To prove this, we can use induction. The base case is already covered.
Suppose $r_k = 3^k$ for all $k \le n$ and prove $r_{n+1} = 3^{n+1}$.
$$r_{n+1} = 6 r_{n} - 9 r_{n-1} = 6 \cdot 3^n - 9 \cdot 3^{n-1} = 3(2 \cdot 3^n - 3 \cdot 3^{n-1}) = 3\cdot3^n = 3^{n+1}$$
You are using the characteristic equation because you think that the solution could be of the form $r_n=c^n$.
Indeed, plugging this in the recurrence, you get
$$c^n=6c^{n-1}-9c^{n-2},$$ which is equivalent to the characteristic equation.
Now this equation gives you possible values of $c$, namely the double root $c=3$, so that $3^n$ is a solution. As it turns out that $3^0=1$ and $3^1=3$, the initial conditions are fulfilled and you are done.
Note that the theory establishes that a second order recurrence has a quadratic characteristic polynomial, which usually has two distinct roots (real or complex conjugate). These generate two linearly independent solutions which are able to deal with two arbitrary initial conditions.
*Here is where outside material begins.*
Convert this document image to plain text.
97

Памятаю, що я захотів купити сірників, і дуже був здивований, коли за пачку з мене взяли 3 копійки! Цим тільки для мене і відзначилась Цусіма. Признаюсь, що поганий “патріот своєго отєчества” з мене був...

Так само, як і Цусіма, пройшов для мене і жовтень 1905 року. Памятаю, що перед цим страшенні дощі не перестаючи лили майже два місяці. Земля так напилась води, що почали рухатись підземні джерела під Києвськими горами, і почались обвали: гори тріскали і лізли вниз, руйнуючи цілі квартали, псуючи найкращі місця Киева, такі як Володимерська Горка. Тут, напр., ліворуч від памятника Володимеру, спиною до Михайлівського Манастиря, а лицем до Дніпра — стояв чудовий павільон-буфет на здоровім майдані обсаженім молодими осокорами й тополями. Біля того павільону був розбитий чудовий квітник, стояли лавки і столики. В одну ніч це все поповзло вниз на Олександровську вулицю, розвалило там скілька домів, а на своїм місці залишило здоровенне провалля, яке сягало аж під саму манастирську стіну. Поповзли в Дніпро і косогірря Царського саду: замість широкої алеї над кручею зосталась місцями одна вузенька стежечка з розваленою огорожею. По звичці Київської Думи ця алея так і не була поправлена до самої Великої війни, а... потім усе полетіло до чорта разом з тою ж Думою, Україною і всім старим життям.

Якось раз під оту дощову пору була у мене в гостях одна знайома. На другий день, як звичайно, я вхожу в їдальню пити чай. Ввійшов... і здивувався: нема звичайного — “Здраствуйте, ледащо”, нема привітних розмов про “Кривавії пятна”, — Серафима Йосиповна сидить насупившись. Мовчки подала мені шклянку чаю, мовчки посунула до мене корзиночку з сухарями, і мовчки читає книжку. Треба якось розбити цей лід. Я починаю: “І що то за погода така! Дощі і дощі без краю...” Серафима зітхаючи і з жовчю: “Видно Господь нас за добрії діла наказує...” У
In your case we were only able to find one root, hence one solution and it fitted both initial conditions by chance. A second, linearly independent solution is $nc^n$. Indeed, when plugging it in the recurrence equation,
$$n3^n=6(n-1)3^{n-1}-9(n-2)3^{n-2}$$ i.e. $$n3^n=2(n-1)3^{n}-(n-2)3^{n}$$ is an identity.
So the general solution of the equation is
$$r_n=(\alpha n+\beta)3^n,$$ where $\alpha,\beta$ are coefficients chosen to realize the initial conditions.